Na realidade, como se pode lutar pela liberdade de associação sindical, pelo direito à greve, pelas oito horas de trabalho, todas elas realidades que estão hoje sob ameaça real, se se perder a memória do rio de sangue e de sacrifícios que cada uma dessas conquistas custou a impor e a defender? Como se pode defender a liberdade, a democracia e o progresso social quando a nossa televisão pública nos diz, pretextando falar de história, que Salazar foi o maior português de sempre?
A Sr.ª Cecília Honório (BE): — Muito bem!

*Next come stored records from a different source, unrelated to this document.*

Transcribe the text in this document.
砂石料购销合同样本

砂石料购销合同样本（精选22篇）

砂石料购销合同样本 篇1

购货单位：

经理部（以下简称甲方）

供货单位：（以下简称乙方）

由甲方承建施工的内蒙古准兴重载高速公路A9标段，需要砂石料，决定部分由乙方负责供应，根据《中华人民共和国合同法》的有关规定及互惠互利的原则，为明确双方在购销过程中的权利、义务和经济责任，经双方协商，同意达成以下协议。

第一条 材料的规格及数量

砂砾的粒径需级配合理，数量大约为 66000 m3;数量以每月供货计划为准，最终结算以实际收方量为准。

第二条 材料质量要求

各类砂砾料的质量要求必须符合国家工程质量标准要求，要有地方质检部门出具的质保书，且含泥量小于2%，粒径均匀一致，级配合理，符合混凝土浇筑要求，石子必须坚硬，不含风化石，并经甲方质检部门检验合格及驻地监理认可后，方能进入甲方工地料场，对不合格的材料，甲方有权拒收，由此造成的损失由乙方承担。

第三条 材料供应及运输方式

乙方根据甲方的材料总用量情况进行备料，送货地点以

O Orador: — É por isso que em torno das representações da memória há disputa, há contradição, há pluralidade de opiniões, há, em suma, um processo social de debate, de construção e de desconstrução da memória. É bom que assim seja. O que é inadmissível é que se tente impor pelo subterfúgio, pelo apelo ou pseudo-apelo aos consensos sem princípios, pelo pseudo-entretenimento pseudo-inocente uma espécie de monismo interpretativo implícito, assente em lugares comuns populistas e antidemocráticos, como mais uma vez fez, para vergonha nossa, a televisão pública.
Vozes do BE: — Muito bem!
O Orador: — Nesse sentido, o regime democrático, a democracia enquanto regime não pode ser neutra em relação à memória do seu passado recente. Porque ela nasceu da negação e da destruição dessa infâmia política e moral que foi a ditadura, tem, por isso, o preciso dever de recusar activamente o fascismo e de praticar a democracia.

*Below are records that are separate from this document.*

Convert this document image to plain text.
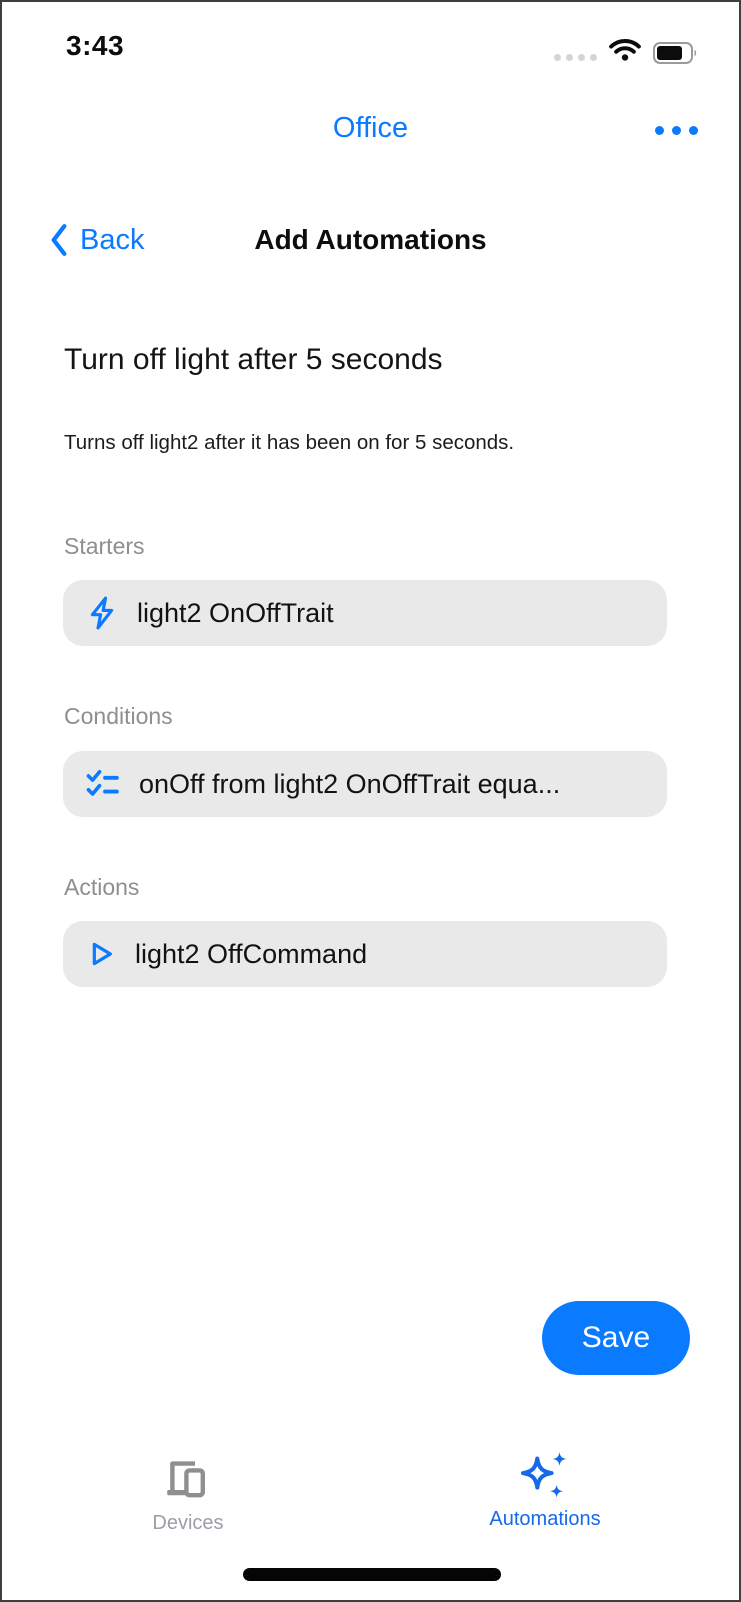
3:43
Office
Back	Add Automations
Turn off light after 5 seconds
Turns off light2 after it has been on for 5 seconds.
Starters
light2 OnOffTrait
Conditions
onOff from light2 OnOffTrait equa...
Actions
light2 OffCommand
Save
Devices	Automations
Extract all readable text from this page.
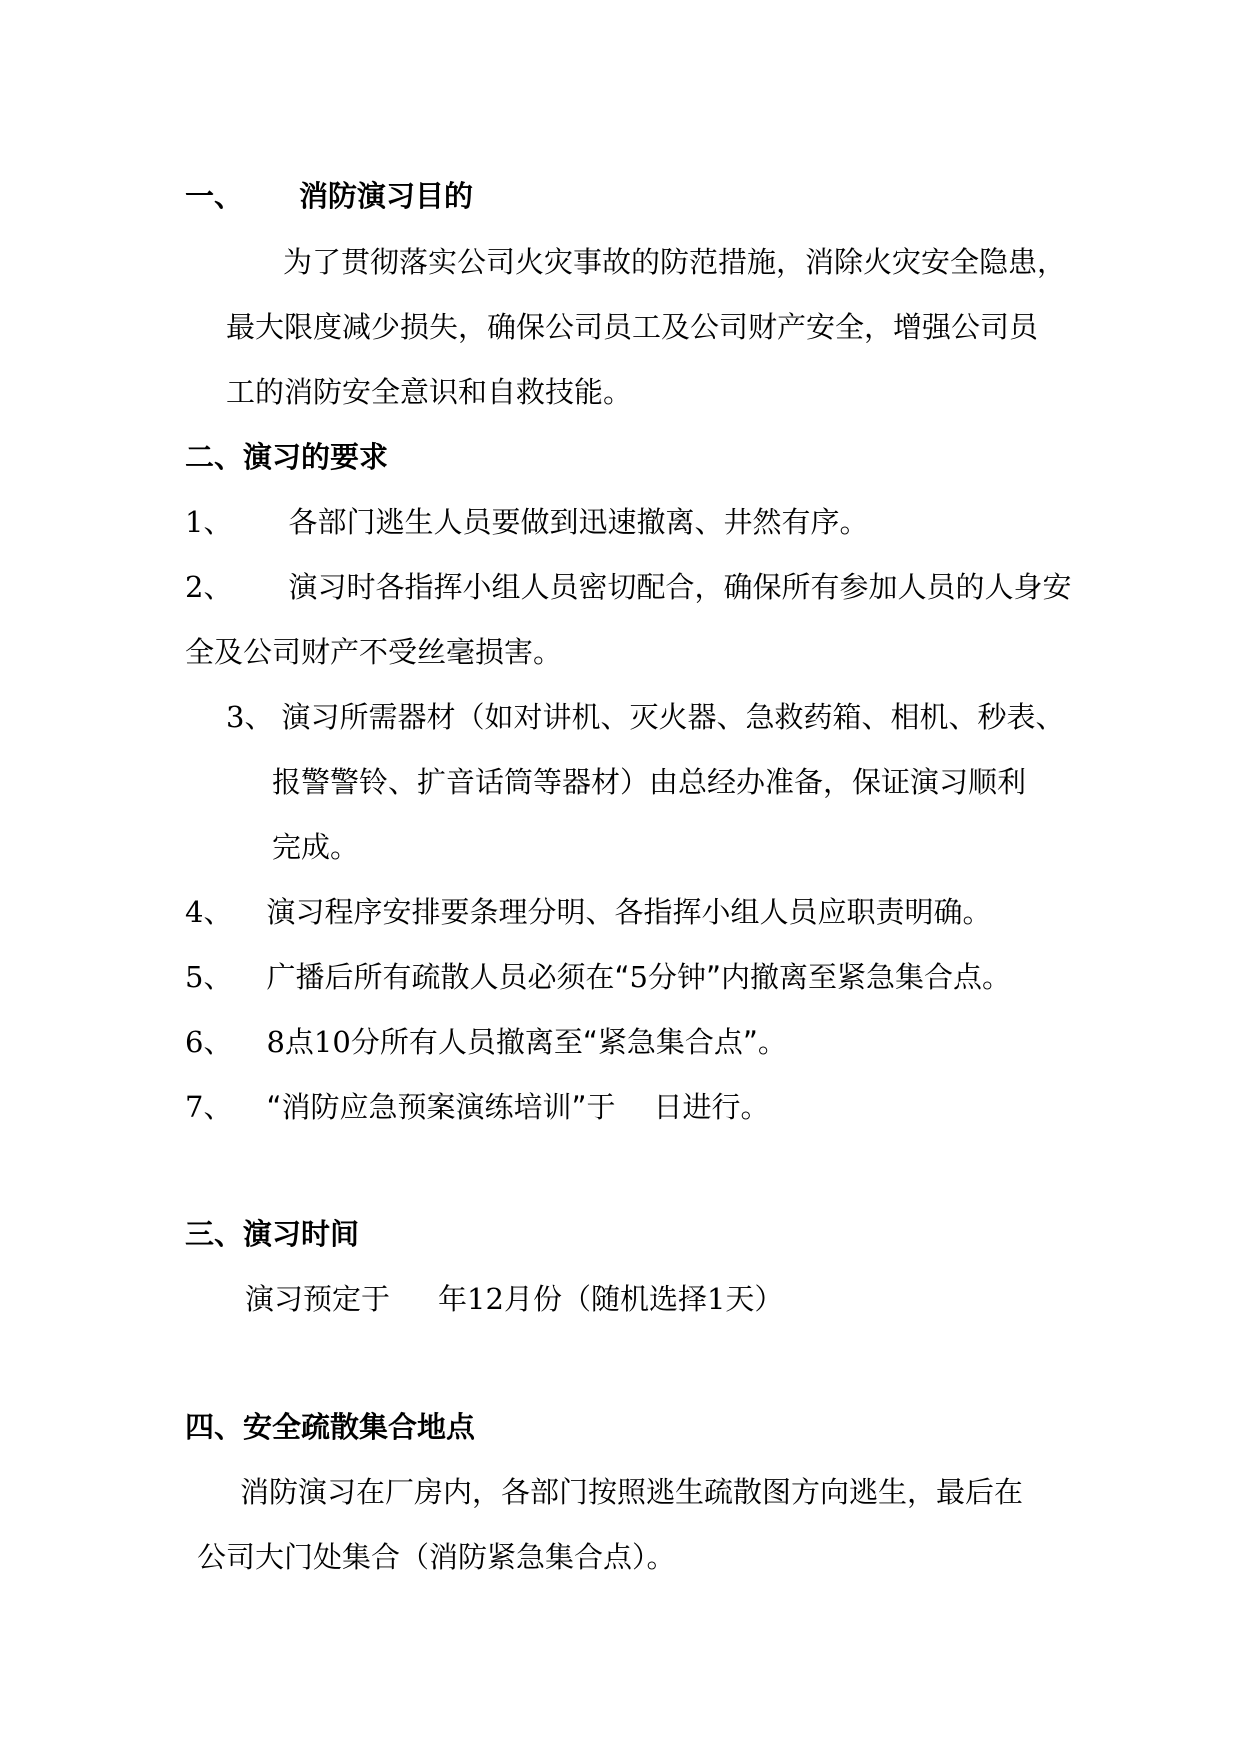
一、 消防演习目的
为了贯彻落实公司火灾事故的防范措施，消除火灾安全隐患，
最大限度减少损失，确保公司员工及公司财产安全，增强公司员
工的消防安全意识和自救技能。
二、演习的要求
1、 各部门逃生人员要做到迅速撤离、井然有序。
2、 演习时各指挥小组人员密切配合，确保所有参加人员的人身安
全及公司财产不受丝毫损害。
3、 演习所需器材（如对讲机、灭火器、急救药箱、相机、秒表、
报警警铃、扩音话筒等器材）由总经办准备，保证演习顺利
完成。
4、 演习程序安排要条理分明、各指挥小组人员应职责明确。
5、 广播后所有疏散人员必须在“5分钟”内撤离至紧急集合点。
6、 8点10分所有人员撤离至“紧急集合点”。
7、 “消防应急预案演练培训”于 日进行。
三、演习时间
演习预定于 年12月份（随机选择1天）
四、安全疏散集合地点
消防演习在厂房内，各部门按照逃生疏散图方向逃生，最后在
公司大门处集合（消防紧急集合点）。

A Sr.ª Cecília Honório (BE): — Muito bem!
O Orador: — Isso não quer dizer que o Estado democrático se deva alcandorar a fazer história. Não há nem pode haver histórias oficiais ou oficiosas. O que se pede é que ele crie todas as condições para que as pessoas, os movimentos e as escolas de pensamento o possam fazer livremente. O que se pede é que crie espaços, organize e disponibilize arquivos, apoie iniciativas, promova estudos que tenham como sujeitos a sociedade civil na sua pluralidade e riqueza. O que se pede é que ele assinale a memória e ajude os que a querem promover a levar a cabo essa tarefa.
O Estado democrático deve fazer tudo o que está ao seu alcance para ajudar à preservação da memória, sobretudo quando se trata da memória da resistência. Quero dizer com isto que deve fazer democracia também quanto ao processo social de produção da memória e abster-se de contribuir para a banalizar, perverter, tutelar ou inviabilizar.
Nesse sentido, saudamos e secundamos a justa e oportuna iniciativa de petição do Movimento Cívico «Não apaguem a memória», bem como os seus objectivos. Entendemos até, sem discordar de qualquer resolução que dela possa resultar e reunir amplos consensos parlamentares, que haveria tal petição de poder dar lugar a algo mais do que isso: a uma lei-quadro da memória que, dentro da perspectiva que apontamos, estabelecesse um quadro preciso e não meramente retórico dos deveres do Estado em matéria da preservação da memória histórica da resistência à ditadura.
Sr. Presidente, Sr.as e Sr. Deputados: A memória não é propriedade nem feudo de ninguém. A memória é terreno de liberdade, de disputa, de construção, de iniciativa cidadã.
Cabe ao Estado abrir campo a que as escolas de interpretação se manifestem e as várias cores das memórias identitárias floresçam.
A Sr.ª Zita Seabra (PSD): — Muito bem!